Belarusians show low use of banking services. Belarus Segodnya analyses the research ordered by the National Bank in September, which reveals curious tendencies in the financial behaviour of the Belarusian population. Belarusians are considered to be prudent, cautious and thrifty, but the results of the study call this view into question. Almost one in ten Belarusians do not use banking services at all. Only 21.5 per cent of the population and less than a third of households invest their savings in banks. Meanwhile, every fourth Belarusian, and almost 40 per cent of households use bank loans, and the figures have been the same for the last few years. The study concludes that Belarus is a country with relatively low use of financial services.

Hotel business in Minsk faces hard times. Although competition on the hotel market is growing year by year, prices remain quite high and the quality of service low, Respublika newspaper reports. 2015 and especially the beginning of the year were tough for hotels, as the number of tourists from Russia fell sharply. Today the sector is divided into successful and unsuccessful hotels, where the former have sufficient number of customers and the latter critically lack them. The hotels expect to increase the flow of tourists through the ever-changing geopolitical environment around Belarus. Otherwise, less successful hotels will suffer even more as competition in the market increases. In the next two years 15 new hotels are expected to appear in Minsk.
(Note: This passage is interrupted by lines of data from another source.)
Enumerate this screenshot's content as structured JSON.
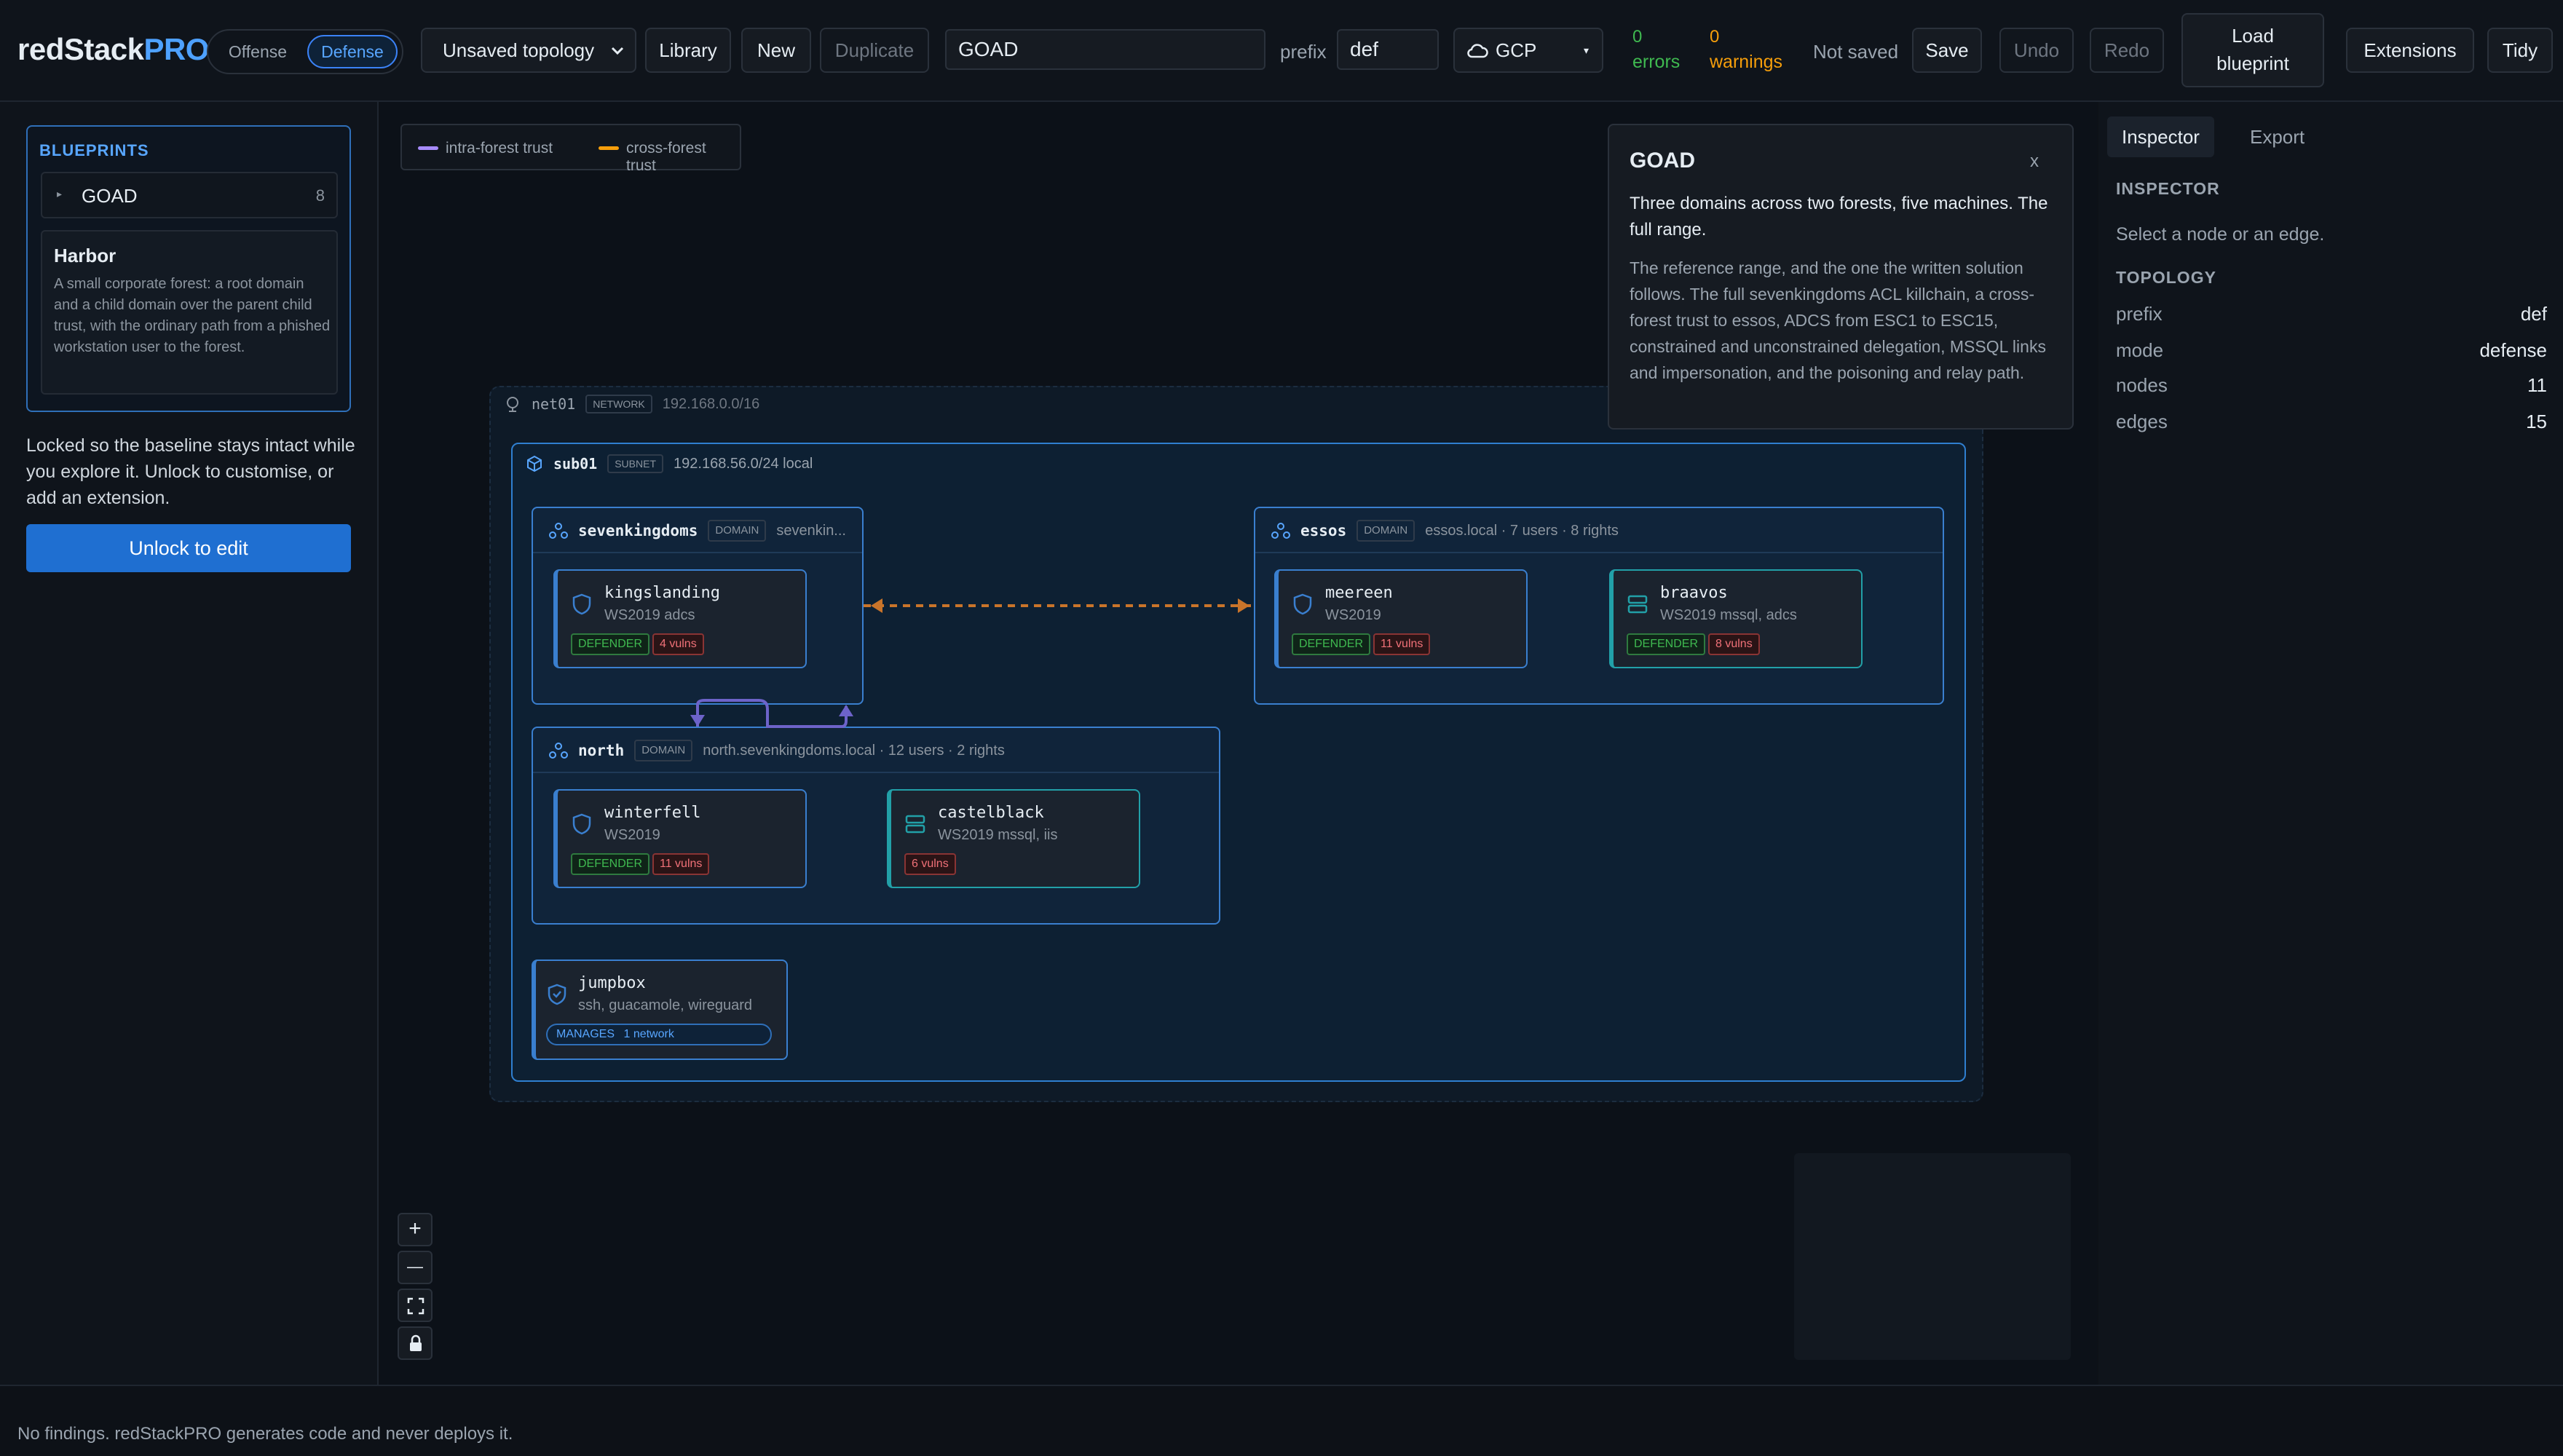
{
  "toolbar": {
    "logo_main": "redStack",
    "logo_accent": "PRO",
    "mode_offense": "Offense",
    "mode_defense": "Defense",
    "topology_select": "Unsaved topology",
    "library": "Library",
    "new": "New",
    "duplicate": "Duplicate",
    "name_value": "GOAD",
    "prefix_label": "prefix",
    "prefix_value": "def",
    "cloud_provider": "GCP",
    "errors_count": "0",
    "errors_label": "errors",
    "warnings_count": "0",
    "warnings_label": "warnings",
    "save_status": "Not saved",
    "save": "Save",
    "undo": "Undo",
    "redo": "Redo",
    "load_blueprint_1": "Load",
    "load_blueprint_2": "blueprint",
    "extensions": "Extensions",
    "tidy": "Tidy"
  },
  "blueprints": {
    "title": "BLUEPRINTS",
    "item_name": "GOAD",
    "item_count": "8",
    "card_title": "Harbor",
    "card_desc": "A small corporate forest: a root domain and a child domain over the parent child trust, with the ordinary path from a phished workstation user to the forest.",
    "lock_text": "Locked so the baseline stays intact while you explore it. Unlock to customise, or add an extension.",
    "unlock_button": "Unlock to edit"
  },
  "legend": {
    "intra": "intra-forest trust",
    "cross": "cross-forest trust"
  },
  "canvas": {
    "net_name": "net01",
    "net_tag": "NETWORK",
    "net_cidr": "192.168.0.0/16",
    "sub_name": "sub01",
    "sub_tag": "SUBNET",
    "sub_cidr": "192.168.56.0/24 local",
    "domain_tag": "DOMAIN",
    "domains": {
      "sevenkingdoms": {
        "name": "sevenkingdoms",
        "desc": "sevenkin..."
      },
      "essos": {
        "name": "essos",
        "desc": "essos.local · 7 users · 8 rights"
      },
      "north": {
        "name": "north",
        "desc": "north.sevenkingdoms.local · 12 users · 2 rights"
      }
    },
    "defender": "DEFENDER",
    "nodes": {
      "kingslanding": {
        "name": "kingslanding",
        "os": "WS2019 adcs",
        "vulns": "4 vulns"
      },
      "meereen": {
        "name": "meereen",
        "os": "WS2019",
        "vulns": "11 vulns"
      },
      "braavos": {
        "name": "braavos",
        "os": "WS2019 mssql, adcs",
        "vulns": "8 vulns"
      },
      "winterfell": {
        "name": "winterfell",
        "os": "WS2019",
        "vulns": "11 vulns"
      },
      "castelblack": {
        "name": "castelblack",
        "os": "WS2019 mssql, iis",
        "vulns": "6 vulns"
      },
      "jumpbox": {
        "name": "jumpbox",
        "os": "ssh, guacamole, wireguard",
        "manages_label": "MANAGES",
        "manages_value": "1 network"
      }
    }
  },
  "popover": {
    "title": "GOAD",
    "close": "x",
    "lead": "Three domains across two forests, five machines. The full range.",
    "body": "The reference range, and the one the written solution follows. The full sevenkingdoms ACL killchain, a cross-forest trust to essos, ADCS from ESC1 to ESC15, constrained and unconstrained delegation, MSSQL links and impersonation, and the poisoning and relay path."
  },
  "zoom_controls": {
    "zoom_in": "+",
    "zoom_out": "—"
  },
  "right_panel": {
    "tab_inspector": "Inspector",
    "tab_export": "Export",
    "inspector_title": "INSPECTOR",
    "inspector_hint": "Select a node or an edge.",
    "topology_title": "TOPOLOGY",
    "rows": [
      {
        "k": "prefix",
        "v": "def"
      },
      {
        "k": "mode",
        "v": "defense"
      },
      {
        "k": "nodes",
        "v": "11"
      },
      {
        "k": "edges",
        "v": "15"
      }
    ]
  },
  "status_bar": "No findings. redStackPRO generates code and never deploys it.",
  "colors": {
    "accent": "#3b82f6",
    "intra_trust": "#a78bfa",
    "cross_trust": "#f59e0b",
    "ok": "#3fb950",
    "warn": "#f59e0b"
  }
}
Belarusian authorities plan to check migrants' knowledge of the Constitution. At first this will only apply when obtaining citizenship, Souyz newspaper reports. In 2015 the flow of migrants increased markedly, and 1,160 people from 23 countries applied for refugee status. Most of them come from Ukraine (75%), Syria (17%) and Afghanistan. Although the largest number of Ukrainian refugees settled in Russia, Belarus took most if counted per capita. About 150,000 Ukrainian citizens arrived in Belarus in the last two years, according to the Interior Ministry.

Administration of the Brest Fortress memorial complex is worried about the increase in illegal guided tours. Zaria newspaper from Brest reports on the tricks of illegal guides in Brest Fortress, a memorial famous across the post-Soviet world. Unlicensed guides recruit tourist groups via the Internet, catch them near hotels, or even in the territory of the memorial. If approached, they argue that they simply walk with their relatives or friends, and the facts of payment for the service is hard to spot. The administration argues that illegal guides discredit the image of the Soviet defenders, the memorial, the residents of the city and Brest itself by their unprofessionalism. Many of them do not even know the key dates of history and confuse simple facts.

The State Digest Digest is based on review of state-controlled publications in Belarus. Freedom of the press in Belarus remains restricted and state media convey primarily the point of view of the Belarusian authorities. This review attempts to give the English-speaking audience a better understanding of howBelarusian state media shape public opinion in the country.